Maya Feller is an American Registered Dietitian Nutritionist (RDN), author, and media contributor known for her work promoting culturally inclusive, evidence-based nutrition. She is the founder of Maya Feller Nutrition, a private practice based in Brooklyn, New York. Feller is the author of The Southern Comfort Food Diabetes Cookbook and Eating from Our Roots. She is a frequent guest on Good Morning America and has been featured in prominent publications including Forbes, EBONY, BBC, Martha Stewart, Today.com, and The Kitchn.

== Career ==
Feller holds a Master of Science in Clinical Nutrition from New York University. She is a licensed registered dietitian and certified dietitian nutritionist who provides Medical nutrition therapy and nutrition coaching through her practice, Maya Feller Nutrition.

Her work focuses on inclusive wellness, food equity, and culturally respectful nutrition care. She has been a featured speaker at major events, including the Aspen Ideas Festival, where she discussed nutrition inequities and the importance of cultural relevance in nutrition. She also frequently appears on television programs such as Good Morning America, providing expert advice on nutrition and wellness.
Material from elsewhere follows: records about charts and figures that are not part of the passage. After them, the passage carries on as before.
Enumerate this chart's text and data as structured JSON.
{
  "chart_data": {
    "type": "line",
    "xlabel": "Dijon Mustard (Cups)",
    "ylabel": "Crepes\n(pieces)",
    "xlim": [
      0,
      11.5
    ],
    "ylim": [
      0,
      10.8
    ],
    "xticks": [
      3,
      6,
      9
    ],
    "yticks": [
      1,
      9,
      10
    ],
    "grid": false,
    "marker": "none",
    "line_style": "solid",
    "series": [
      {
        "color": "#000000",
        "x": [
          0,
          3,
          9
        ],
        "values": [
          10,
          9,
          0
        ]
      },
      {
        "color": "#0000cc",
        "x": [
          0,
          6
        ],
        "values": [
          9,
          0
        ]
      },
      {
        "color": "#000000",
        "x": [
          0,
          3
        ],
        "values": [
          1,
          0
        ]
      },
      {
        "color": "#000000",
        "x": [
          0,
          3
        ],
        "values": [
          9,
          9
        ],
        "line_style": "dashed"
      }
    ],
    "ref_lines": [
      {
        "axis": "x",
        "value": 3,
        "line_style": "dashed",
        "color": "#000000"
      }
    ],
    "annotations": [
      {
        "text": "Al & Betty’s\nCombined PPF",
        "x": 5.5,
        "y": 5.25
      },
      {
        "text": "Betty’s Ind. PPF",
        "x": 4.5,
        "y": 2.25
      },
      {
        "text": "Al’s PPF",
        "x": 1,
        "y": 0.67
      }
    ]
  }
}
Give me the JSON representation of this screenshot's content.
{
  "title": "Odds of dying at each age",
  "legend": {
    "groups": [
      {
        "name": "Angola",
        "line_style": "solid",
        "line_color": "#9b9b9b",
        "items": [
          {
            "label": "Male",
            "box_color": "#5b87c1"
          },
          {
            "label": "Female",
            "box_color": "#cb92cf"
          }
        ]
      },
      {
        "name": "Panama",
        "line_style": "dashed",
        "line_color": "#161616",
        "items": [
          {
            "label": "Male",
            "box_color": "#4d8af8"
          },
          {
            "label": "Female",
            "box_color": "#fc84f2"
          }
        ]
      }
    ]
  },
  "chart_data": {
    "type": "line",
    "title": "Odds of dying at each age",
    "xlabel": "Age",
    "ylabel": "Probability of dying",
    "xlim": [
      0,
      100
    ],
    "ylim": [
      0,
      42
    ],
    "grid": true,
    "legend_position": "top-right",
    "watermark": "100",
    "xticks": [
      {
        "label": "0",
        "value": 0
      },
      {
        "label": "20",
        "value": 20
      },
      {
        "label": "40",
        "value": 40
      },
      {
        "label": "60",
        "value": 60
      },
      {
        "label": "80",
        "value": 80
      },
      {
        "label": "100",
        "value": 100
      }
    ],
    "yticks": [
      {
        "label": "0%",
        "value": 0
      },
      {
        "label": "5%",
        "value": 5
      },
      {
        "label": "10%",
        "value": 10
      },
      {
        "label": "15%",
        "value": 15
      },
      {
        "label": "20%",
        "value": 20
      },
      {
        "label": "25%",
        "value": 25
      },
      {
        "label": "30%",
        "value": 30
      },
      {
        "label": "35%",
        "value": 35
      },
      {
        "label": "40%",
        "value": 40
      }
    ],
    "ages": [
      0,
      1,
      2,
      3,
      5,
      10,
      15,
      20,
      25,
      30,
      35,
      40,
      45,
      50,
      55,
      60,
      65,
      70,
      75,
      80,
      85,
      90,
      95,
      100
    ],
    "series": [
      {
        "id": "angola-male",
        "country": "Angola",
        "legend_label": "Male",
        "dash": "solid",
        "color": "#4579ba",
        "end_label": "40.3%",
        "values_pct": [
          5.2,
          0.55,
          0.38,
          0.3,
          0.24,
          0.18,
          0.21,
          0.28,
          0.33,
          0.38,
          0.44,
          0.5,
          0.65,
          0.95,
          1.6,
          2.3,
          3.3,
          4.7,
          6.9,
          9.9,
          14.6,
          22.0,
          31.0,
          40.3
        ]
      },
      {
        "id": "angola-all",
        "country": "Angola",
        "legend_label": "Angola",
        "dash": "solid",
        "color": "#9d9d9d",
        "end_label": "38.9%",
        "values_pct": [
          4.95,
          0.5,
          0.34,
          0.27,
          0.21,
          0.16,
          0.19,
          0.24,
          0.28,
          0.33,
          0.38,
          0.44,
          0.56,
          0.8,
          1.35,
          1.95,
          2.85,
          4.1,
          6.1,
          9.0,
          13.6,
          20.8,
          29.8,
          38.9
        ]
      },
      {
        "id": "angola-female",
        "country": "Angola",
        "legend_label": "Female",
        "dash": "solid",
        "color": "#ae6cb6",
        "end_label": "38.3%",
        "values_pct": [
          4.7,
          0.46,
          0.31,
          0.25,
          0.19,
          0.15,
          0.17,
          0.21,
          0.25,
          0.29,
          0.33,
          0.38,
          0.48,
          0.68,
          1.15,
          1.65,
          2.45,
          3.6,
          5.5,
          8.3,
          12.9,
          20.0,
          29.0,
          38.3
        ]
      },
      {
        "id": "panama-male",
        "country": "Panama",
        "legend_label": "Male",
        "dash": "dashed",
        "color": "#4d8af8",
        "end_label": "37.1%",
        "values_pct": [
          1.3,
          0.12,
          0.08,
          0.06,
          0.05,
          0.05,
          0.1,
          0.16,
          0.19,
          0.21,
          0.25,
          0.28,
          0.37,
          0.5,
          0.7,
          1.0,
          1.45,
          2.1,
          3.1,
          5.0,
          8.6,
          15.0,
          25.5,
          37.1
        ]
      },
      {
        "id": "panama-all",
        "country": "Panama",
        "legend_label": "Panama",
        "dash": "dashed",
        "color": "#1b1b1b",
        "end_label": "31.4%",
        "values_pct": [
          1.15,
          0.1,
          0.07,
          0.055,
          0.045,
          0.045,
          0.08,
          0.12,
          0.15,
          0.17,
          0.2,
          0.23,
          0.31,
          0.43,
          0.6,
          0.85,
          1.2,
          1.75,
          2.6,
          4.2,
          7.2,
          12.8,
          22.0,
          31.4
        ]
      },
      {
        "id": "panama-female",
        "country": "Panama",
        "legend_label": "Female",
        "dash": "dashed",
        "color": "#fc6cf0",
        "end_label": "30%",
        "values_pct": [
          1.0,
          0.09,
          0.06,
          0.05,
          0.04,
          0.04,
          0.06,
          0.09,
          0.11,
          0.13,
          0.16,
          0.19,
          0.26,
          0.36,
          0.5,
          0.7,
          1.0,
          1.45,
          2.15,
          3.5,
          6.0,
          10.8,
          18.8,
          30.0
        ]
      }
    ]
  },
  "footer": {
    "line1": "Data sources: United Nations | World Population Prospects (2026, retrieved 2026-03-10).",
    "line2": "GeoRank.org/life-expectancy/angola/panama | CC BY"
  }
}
Feller has been interviewed by various national outlets, including MSNBC where she discussed the importance of culturally relevant foods. Her work has also been highlighted by PIX11, Simply Recipes, and The Kitchn.

== Books ==
- The Southern Comfort Food Diabetes Cookbook (2019)
- Eating from Our Roots (2023)

Her 2023 cookbook Eating from Our Roots was positively reviewed in national outlets. Forbes called it a celebration of global cuisines and a practical guide to creating balanced meals from diverse food traditions. Simply Recipes included it among the best cookbooks of Spring 2023, and The Kitchn featured several of its recipes.

== Recognition ==
Feller was featured in a 2024 interview with the NYC Food Policy Center, where she discussed the importance of addressing nutrition inequities and the cultural context of food access. She has also been recognized by the National Kidney Foundation for her work in inclusive wellness and nutrition.